[Cooking] That time again ...

Unfortunately the fettuccine was wetter than I wanted, its just means a little breaking up when it comes to the boil (not the pasta breaking up during boiling, breaking it appart because its sticking together a little before putting it in the water)

You spend more time on pasta than me for sure.

I gotta try that durum flour though. I usually just use bread flour off supermarket shelf.

I love real "hand pulled noodle/ramen in Japanese". It's just I can't make that myself as it takes a lot of practice to be able to pull many noodles by hand out of one dough.

Pasta is great but all those egg can hurt as I can't enjoy pasta as often as eggs contain too much cholesterol, that's why I move towards more "ramen" as they don't require eggs.

Chinese also has another variety, very chewy noodles, more chewy than pasta called "knife slice noodles". They taste pretty good. If you like noodles, you really should try those as they are one of the chewiest noodle I know (another one that's fairly chewy is udon)
 
Jesus guys. Don't put oil in the water for the pasta. Water, salt, done. If you're looking for the flavor of olive oil in a dish then add it into the dish at the end or maybe into your sauce. If you're using oil you're doing the same as rinsing the pasta off. Your sauce will not really grab on at all. Also, if you're using oil to stop boil over then you're doing it wrong. Use a bigger pot or reduce the heat a small amount.

Agreed on the high quality oil if you're going for flavor towards the end of a dish. If you're cooking with it you don't have to get fancy. Odds are you'll be cooking off most of the good taste anyways so just use a decent oil and save the good stuff for when you're really going to taste it.
 
this isn't something i'd want to take on without somebody to show me the ways

i like to cook and am pretty good at it, but i'll stick to my home-altered spaghetti sauce which consists of a jar of sauce from the store, and other spices + meats that i add
 
this isn't something i'd want to take on without somebody to show me the ways

i like to cook and am pretty good at it, but i'll stick to my home-altered spaghetti sauce which consists of a jar of sauce from the store, and other spices + meats that i add

This is just as easy ... seriously ... but tastes a whole fuckload better.

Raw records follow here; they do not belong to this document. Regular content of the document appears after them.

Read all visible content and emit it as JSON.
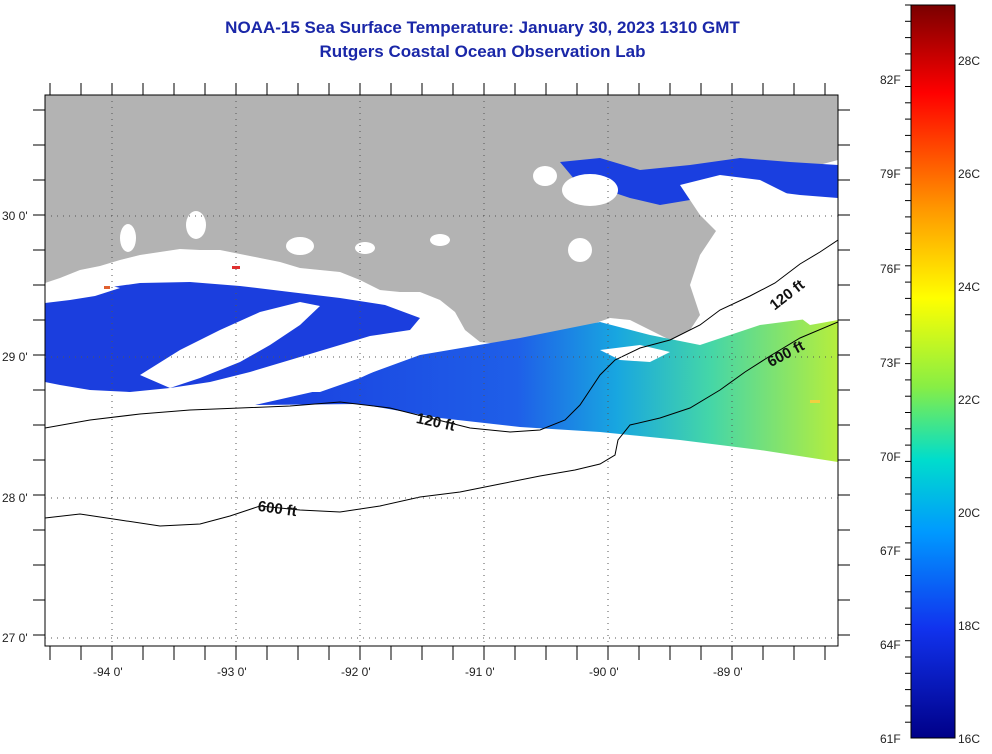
{
  "title": "NOAA-15 Sea Surface Temperature:  January 30, 2023 1310 GMT",
  "subtitle": "Rutgers Coastal Ocean Observation Lab",
  "map": {
    "lon_ticks": [
      "-94 0'",
      "-93 0'",
      "-92 0'",
      "-91 0'",
      "-90 0'",
      "-89 0'"
    ],
    "lat_ticks": [
      "30 0'",
      "29 0'",
      "28 0'",
      "27 0'"
    ],
    "contour_labels": [
      "120 ft",
      "600 ft",
      "120 ft",
      "600 ft"
    ]
  },
  "colorbar": {
    "fahrenheit_labels": [
      "82F",
      "79F",
      "76F",
      "73F",
      "70F",
      "67F",
      "64F",
      "61F"
    ],
    "celsius_labels": [
      "28C",
      "26C",
      "24C",
      "22C",
      "20C",
      "18C",
      "16C"
    ],
    "min_c": 16,
    "max_c": 29.5
  },
  "colors": {
    "title": "#1a27a8",
    "land": "#b3b3b3",
    "cloud": "#ffffff"
  }
}
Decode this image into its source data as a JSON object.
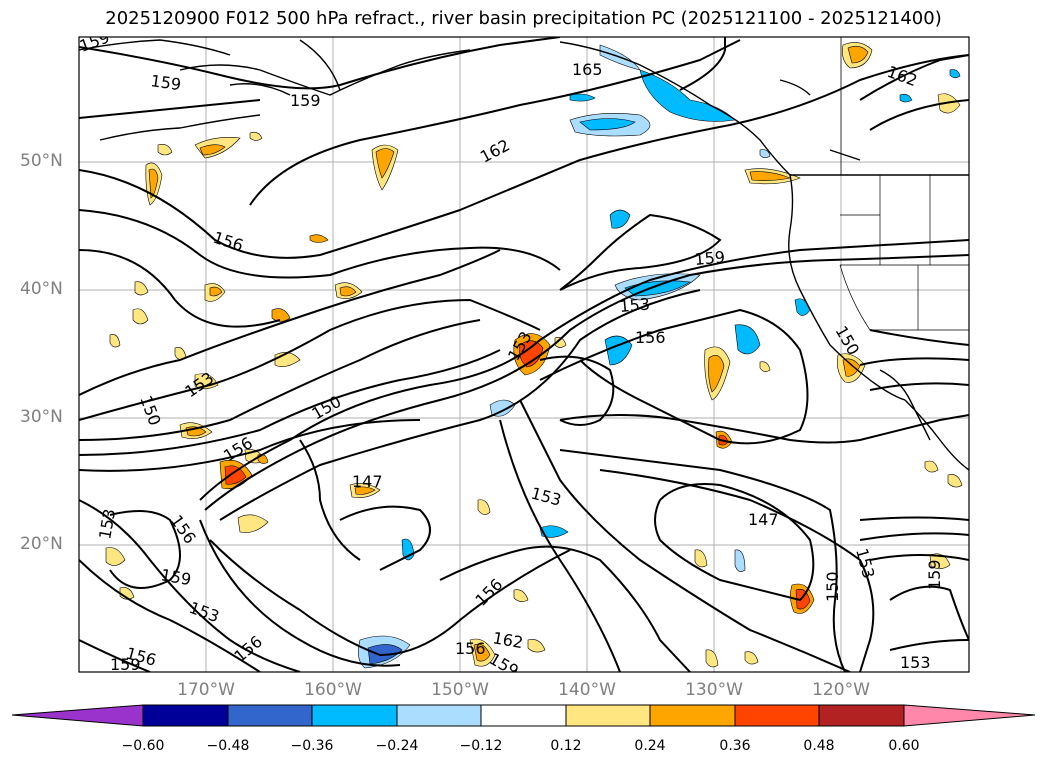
{
  "title": "2025120900 F012 500 hPa refract., river basin precipitation PC (2025121100 - 2025121400)",
  "map": {
    "lon_range": [
      -180,
      -110
    ],
    "lat_range": [
      10,
      60
    ],
    "lat_labels": [
      {
        "lat": 50,
        "text": "50°N"
      },
      {
        "lat": 40,
        "text": "40°N"
      },
      {
        "lat": 30,
        "text": "30°N"
      },
      {
        "lat": 20,
        "text": "20°N"
      }
    ],
    "lon_labels": [
      {
        "lon": -170,
        "text": "170°W"
      },
      {
        "lon": -160,
        "text": "160°W"
      },
      {
        "lon": -150,
        "text": "150°W"
      },
      {
        "lon": -140,
        "text": "140°W"
      },
      {
        "lon": -130,
        "text": "130°W"
      },
      {
        "lon": -120,
        "text": "120°W"
      }
    ],
    "contour_labels": [
      "159",
      "159",
      "159",
      "165",
      "162",
      "162",
      "156",
      "159",
      "153",
      "156",
      "153",
      "150",
      "150",
      "156",
      "147",
      "153",
      "147",
      "153",
      "156",
      "159",
      "153",
      "156",
      "156",
      "159",
      "156",
      "162",
      "159",
      "150",
      "153",
      "159",
      "153",
      "156",
      "150",
      "153"
    ]
  },
  "colorbar": {
    "ticks": [
      "−0.60",
      "−0.48",
      "−0.36",
      "−0.24",
      "−0.12",
      "0.12",
      "0.24",
      "0.36",
      "0.48",
      "0.60"
    ],
    "colors": [
      "#9933cc",
      "#000099",
      "#3366cc",
      "#00bbff",
      "#aaddff",
      "#ffffff",
      "#ffe680",
      "#ffa500",
      "#ff4400",
      "#b22222",
      "#ff88aa"
    ]
  }
}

Instead of using a jar of tomato sauce you simply dice up some fresh tomato (the riper the better) and away you go more or less. You can go all out and spend a day making your own sauces to bottle to make cooking time easier, but in all honesty I spend a full day on a sunday once a month making a good spaghetti, and today is it.
 
Thats it, no more pics because the family is due to arrive very shortly and it will be cooked fresh and dished up immediately, no time (and too pretentious in front of the inlaws parents) but I can assure you it will be perfect.